BAGHDAD — The U.S. military on Tuesday charged a 44-year-old Army sergeant who is near the end of his third tour in Iraq with fatally shooting five American service members at a U.S. base here Monday.
Sgt. John M. Russell, who's from Sherman, Texas, and is assigned to the Army's 54th Engineer Battalion, was charged with five counts of premeditated murder and one count of aggravated assault, said Maj. Gen. David Perkins, the top U.S. military spokesman in Iraq.
The shootings took place at a combat stress clinic at Camp Liberty near Baghdad International Airport early Monday afternoon. Two of the victims, an Army officer and a Navy officer, worked at the clinic, Perkins said. The three other slain service members were enlisted soldiers. The Pentagon identified Navy Cmdr. Charles Springle, 52, of Wilmington, N.C., as one of the victims. His family, in Beaufort, declined to comment.
While the identities of other victims have not been released, the mother of 19-year-old soldier Michael Edward Yates Jr. said Army representatives told her Tuesday her son was killed.
Shawna Machlinski said Yates had been at the clinic for about five days when the shooting happened.

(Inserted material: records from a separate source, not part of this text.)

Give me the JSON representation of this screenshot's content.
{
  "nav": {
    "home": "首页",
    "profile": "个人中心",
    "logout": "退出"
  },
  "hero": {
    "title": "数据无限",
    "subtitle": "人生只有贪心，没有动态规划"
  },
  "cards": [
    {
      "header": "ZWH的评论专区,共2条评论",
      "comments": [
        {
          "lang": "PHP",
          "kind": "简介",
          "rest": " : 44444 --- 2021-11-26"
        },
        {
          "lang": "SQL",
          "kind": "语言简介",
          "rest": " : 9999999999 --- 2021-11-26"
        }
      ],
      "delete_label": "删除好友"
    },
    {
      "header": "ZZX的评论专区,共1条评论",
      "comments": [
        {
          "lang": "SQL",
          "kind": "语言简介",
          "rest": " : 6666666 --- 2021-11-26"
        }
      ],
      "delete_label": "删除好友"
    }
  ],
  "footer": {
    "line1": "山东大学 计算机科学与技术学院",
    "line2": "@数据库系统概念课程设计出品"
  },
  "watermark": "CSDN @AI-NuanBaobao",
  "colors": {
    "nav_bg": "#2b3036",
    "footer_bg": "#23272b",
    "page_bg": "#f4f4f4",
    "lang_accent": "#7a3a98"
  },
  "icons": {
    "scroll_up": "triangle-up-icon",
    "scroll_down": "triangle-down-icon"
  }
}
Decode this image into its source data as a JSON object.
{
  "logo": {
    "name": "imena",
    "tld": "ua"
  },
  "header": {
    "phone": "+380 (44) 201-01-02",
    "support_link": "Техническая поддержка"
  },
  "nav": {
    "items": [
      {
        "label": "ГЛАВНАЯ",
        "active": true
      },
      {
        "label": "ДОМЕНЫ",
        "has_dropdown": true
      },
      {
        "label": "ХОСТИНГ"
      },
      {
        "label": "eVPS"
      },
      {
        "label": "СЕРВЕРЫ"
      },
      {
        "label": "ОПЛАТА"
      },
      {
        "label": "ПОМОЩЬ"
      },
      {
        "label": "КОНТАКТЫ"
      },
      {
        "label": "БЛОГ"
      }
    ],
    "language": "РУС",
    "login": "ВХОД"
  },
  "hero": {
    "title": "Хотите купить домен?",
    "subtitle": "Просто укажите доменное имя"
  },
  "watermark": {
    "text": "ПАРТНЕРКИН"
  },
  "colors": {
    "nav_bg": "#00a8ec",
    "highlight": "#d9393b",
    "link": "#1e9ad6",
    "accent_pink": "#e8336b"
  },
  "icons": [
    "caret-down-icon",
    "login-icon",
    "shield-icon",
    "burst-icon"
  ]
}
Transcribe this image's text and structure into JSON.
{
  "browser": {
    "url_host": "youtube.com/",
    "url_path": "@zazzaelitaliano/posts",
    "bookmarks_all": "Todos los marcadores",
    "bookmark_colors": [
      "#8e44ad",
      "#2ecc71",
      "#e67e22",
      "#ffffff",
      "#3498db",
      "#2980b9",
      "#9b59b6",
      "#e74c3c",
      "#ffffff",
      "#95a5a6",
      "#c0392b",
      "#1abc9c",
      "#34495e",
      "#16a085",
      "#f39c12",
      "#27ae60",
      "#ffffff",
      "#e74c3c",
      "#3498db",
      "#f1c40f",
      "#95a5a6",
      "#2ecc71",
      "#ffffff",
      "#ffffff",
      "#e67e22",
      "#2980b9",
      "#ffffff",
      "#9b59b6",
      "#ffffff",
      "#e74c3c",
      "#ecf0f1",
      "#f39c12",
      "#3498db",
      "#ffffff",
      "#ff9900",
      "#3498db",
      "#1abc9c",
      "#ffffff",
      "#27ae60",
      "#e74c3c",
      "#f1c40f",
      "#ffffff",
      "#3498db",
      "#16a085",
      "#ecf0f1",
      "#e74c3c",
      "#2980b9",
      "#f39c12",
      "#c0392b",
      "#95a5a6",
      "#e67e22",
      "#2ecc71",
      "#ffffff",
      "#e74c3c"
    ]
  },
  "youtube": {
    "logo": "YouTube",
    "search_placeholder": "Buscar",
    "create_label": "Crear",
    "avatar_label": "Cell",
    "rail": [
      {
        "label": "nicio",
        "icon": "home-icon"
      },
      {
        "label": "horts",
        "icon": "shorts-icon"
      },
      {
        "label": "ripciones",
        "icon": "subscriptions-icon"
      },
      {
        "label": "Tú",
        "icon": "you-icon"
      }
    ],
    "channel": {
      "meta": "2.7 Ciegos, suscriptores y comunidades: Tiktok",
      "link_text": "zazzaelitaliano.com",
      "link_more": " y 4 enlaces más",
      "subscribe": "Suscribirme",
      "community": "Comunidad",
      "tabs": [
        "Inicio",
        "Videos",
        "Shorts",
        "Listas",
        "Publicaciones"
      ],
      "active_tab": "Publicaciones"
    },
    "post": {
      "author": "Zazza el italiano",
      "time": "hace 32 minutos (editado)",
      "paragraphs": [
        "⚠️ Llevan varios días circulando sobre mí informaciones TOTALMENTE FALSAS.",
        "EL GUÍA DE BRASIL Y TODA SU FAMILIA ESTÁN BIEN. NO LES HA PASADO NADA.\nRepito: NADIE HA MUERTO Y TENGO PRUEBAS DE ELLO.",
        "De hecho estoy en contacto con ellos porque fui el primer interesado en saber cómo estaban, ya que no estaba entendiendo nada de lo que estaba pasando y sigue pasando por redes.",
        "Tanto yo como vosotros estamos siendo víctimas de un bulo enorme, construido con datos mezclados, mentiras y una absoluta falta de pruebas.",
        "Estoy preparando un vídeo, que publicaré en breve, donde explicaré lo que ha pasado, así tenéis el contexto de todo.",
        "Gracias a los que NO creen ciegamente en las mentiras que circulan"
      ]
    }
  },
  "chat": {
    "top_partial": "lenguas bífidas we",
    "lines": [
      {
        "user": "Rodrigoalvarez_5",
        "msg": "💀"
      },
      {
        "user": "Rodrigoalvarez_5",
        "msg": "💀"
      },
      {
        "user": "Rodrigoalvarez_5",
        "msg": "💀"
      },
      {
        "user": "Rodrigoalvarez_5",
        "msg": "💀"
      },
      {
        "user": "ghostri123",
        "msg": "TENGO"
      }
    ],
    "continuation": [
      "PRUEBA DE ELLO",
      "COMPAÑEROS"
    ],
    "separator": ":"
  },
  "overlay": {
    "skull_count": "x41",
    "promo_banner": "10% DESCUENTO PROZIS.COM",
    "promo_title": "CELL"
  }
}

Machlinski, who last spoke to her son on Mother's Day, said he had talked about Russell. She said her son got along with him, but she recalled him saying, "this guy's got issues."
In the days before the shootings, Russell's superiors -- worried about his behavior -- took away his weapon and urged him to get counseling at the stress center. The gun Russell is accused of using Monday wasn't his own, and the military has yet to determine how he got it, Perkins said.
He said military police arrested Russell outside the clinic shortly after the shootings and were holding him at U.S. Camp Victory, adjacent to Camp Liberty.
Perkins couldn't say whether Russell, a communications specialist, knew any of the victims. His unit has been here about a year and is scheduled to leave Iraq in August, Perkins said. Russell has deployed previously to Bosnia and Kosovo, the military said.
"It's very dramatic and traumatic when we lose our own," Perkins said. "It impacts all of us who wear this uniform."
The U.S. military has recognized a growing number of stress-related mental illnesses among soldiers in Iraq and Afghanistan, and some military officers have suggested that repeated combat tours are to blame. The suicide rate among deployed service members has risen considerably in recent years.
Besides launching a criminal investigation into the shootings, Perkins said the military planned to conduct an internal review to determine whether it should change the system for providing mental health services to soldiers in Iraq.
All deployed service members have access to stress clinics, counselors and chaplains. Russell, who lived at Camp Liberty, had been referred to the stress clinic there about a week before the shootings, Perkins said, though he wasn't sure whether Russell had gone before Monday.
A counselor in Russell's unit had seen him recently, Perkins said.
"We know that his chain of command had concerns about him," he said. "He had been undergoing counseling within the command, and they had taken the step of taking away his weapon."
Perkins said he couldn't elaborate on what had prompted Russell's superiors to fear that he might pose a threat. The military also wouldn't disclose whether he was taking any medications.
Maj. Gen. Dan Bolger, the U.S. commander who oversees Baghdad, said the military had increased its efforts in recent years to teach service members to recognize warning signs of mental illness in fellow soldiers and encourage comrades to seek treatment.
"We know that not all injuries are physical. We have to have that door open for our guys," he said.